The guide took us up a rocky hill where we got our next taste of the unique Galapagos flora and fauna – a lava lizard which kinda looked like any other small lizard we’ve seen on out trip, and cacti which looked like cacti. I was not feeling particularly impressed but I was feeling a little breathless. The hill we were climbing was high and this girl is not a climber. But I made it up to Darwin’s Point and only slightly behind the others. And good thing because there was something spectacular waiting up top. The view. We could see 360 degrees – across the island, out to the sea. It was spectacular. Down below we even spotted some of the famous blue footed boobies on the guano covered rocks. And in the water more sea lions. Cool. Now that’s more like it. We walked down the hill to the water’s edge.
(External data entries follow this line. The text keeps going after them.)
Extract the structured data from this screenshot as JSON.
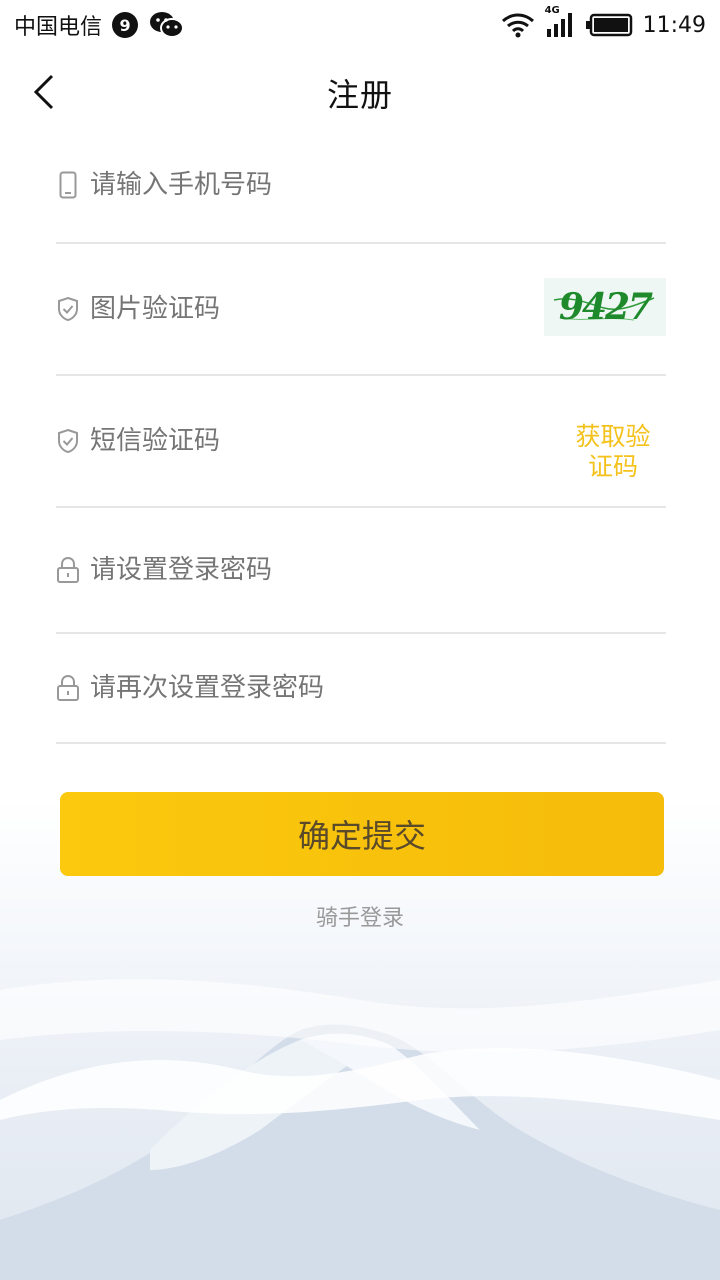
{
  "status_bar": {
    "carrier": "中国电信",
    "notification_count": "9",
    "network_type": "4G",
    "time": "11:49"
  },
  "header": {
    "title": "注册"
  },
  "form": {
    "phone_placeholder": "请输入手机号码",
    "captcha_placeholder": "图片验证码",
    "captcha_code": "9427",
    "sms_placeholder": "短信验证码",
    "sms_button_label": "获取验证码",
    "password_placeholder": "请设置登录密码",
    "password_confirm_placeholder": "请再次设置登录密码"
  },
  "actions": {
    "submit_label": "确定提交",
    "rider_login_label": "骑手登录"
  },
  "colors": {
    "accent": "#fcc90e",
    "sms_button_text": "#f4c21a",
    "captcha_text": "#1f8a2b"
  },
  "icons": [
    "wechat-icon",
    "wifi-icon",
    "signal-icon",
    "battery-icon",
    "back-arrow-icon",
    "phone-icon",
    "shield-check-icon",
    "lock-icon"
  ]
}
“Now we go swimming” the guide said. I’m sure this sounds like a good idea to you. But the sun was going down and it wasn’t exactly super warm. And the water? Well we were in the middle of the Pacific and it didn’t look like it was going to warm us up either. But how could any of us say no to a dip off the Galapagos Islands. We put on our suits and gingerly made our way to the water. I say gingerly, because the under our bare feet were lots of sharp volcanic rocks. And to get into the water we had to jump a two foot gap to a bigger rock sitting in the water where we could make our way into the water which was just as cold as I thought it would be – freezing in fact. Despite Joy’s attempts to convince us it got warmer the longer you were in, it didn’t. good thing the sea lions swimming near by were enough to distract us from the temperature for a little while. However, without any snorkel gear to take it all in, it was just a cold swim in the ocean so I wimped out and decided to head back to land and hopefully into the sun.
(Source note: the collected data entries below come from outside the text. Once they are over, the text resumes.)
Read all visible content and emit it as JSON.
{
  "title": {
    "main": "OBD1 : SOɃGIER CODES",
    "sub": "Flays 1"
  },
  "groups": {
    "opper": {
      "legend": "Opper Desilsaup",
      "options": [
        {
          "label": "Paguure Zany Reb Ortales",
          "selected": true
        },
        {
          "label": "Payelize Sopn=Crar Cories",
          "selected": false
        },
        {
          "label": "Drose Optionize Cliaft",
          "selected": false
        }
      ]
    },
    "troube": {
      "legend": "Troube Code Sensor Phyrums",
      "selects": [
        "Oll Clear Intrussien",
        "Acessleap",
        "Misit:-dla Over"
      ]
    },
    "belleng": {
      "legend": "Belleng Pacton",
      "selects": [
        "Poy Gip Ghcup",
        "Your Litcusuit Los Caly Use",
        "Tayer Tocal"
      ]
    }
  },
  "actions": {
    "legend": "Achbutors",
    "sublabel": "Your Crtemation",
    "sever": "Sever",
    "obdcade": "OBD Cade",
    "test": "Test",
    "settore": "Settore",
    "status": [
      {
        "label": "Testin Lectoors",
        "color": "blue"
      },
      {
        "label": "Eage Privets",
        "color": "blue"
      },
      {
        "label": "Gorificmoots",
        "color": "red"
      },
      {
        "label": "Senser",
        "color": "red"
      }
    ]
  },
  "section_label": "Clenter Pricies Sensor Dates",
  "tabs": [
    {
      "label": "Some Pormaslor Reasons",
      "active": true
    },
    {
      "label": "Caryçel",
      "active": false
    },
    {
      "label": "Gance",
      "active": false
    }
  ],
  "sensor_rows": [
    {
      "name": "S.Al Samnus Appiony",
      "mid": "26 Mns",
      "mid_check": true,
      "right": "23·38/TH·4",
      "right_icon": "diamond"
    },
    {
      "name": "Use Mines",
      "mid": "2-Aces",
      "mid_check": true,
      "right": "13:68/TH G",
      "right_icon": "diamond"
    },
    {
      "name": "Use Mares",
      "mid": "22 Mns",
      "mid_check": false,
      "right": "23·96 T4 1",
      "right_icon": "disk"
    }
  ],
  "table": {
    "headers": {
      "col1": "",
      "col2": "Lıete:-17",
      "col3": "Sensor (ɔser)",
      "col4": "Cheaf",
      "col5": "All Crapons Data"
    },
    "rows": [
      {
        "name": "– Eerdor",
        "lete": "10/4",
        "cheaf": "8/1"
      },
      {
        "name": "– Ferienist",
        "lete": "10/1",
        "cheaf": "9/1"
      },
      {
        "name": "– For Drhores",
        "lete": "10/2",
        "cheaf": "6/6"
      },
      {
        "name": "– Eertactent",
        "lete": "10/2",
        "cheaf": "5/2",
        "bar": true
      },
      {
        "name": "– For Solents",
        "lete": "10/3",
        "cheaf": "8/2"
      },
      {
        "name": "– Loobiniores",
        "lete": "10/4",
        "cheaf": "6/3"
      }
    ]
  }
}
Getting out proved to be a bit more difficult. I made it to the first rock but trying to bridge that gap back to shore was a little more difficult with my stubby legs. I had to try all sorts of configurations on how to climb over and up before finding the right way back. Phew. I thought I was going to be stuck there for a very long time. When everyone else was through being an ice cube, we headed to a beach full of sea lions to watch the sun set before heading back to the hotel. There was a guy waiting there for all of us. His name was Marlon and he was our guide for the rest of the week, and fluent English speaker. Yay! He took us through tomorrow’s itinerary (all I remember was the fact that we had to meet at 7:30am) and then we went back to the same restaurant for dinner.

Dinner was a chance to hang out and relax and get to know each other. Since Marlon had just met us all we had to reintroduce ourselves and that’s when I realized that Pete was actually Beat. The three lads were now sitting with us but we never found out their names as they were obviously all friends and kept to themselves. The meal was a bit more relaxed than lunch although the food was exactly the same. Soup and popcorn. Followed by rice, fish and salad. Adrian and I introduced the others to the concept of adding the popcorn to the soup which none of them were too keen on trying except Joy. Like us her first reaction was confusion followed by a “not bad”. She’ll soon be hooked I sure. Dinner was tasty except for Stacey’s. She had to wait an extra 20 minutes for her vegetarian dish which should have been easy (same thing no meat) but was instead some measly portion of fried rice just like at lunch time. Poor girl. Marlon promised to help her get something better the next day. What he couldn’t help us get was more juice and when I asked for some more (in my nicest, most polite Spanish), the waiter/chef/owner took all the glasses away like he was some sort of “juice nazi”. Good thing we had the cheesy video montages playing on the tv to keep us amused. They were the most amazing thing – 30 seconds of every hit of the 80s and no more. Watching it was like watching “Name that Tune” but for retro music lovers with ADD. It would have been fun to hang out longer with the crowd – it seemed like we had a good group of 5, plus the 3 anti-social lads - but we were all too aware of the early morning and big day tomorrow.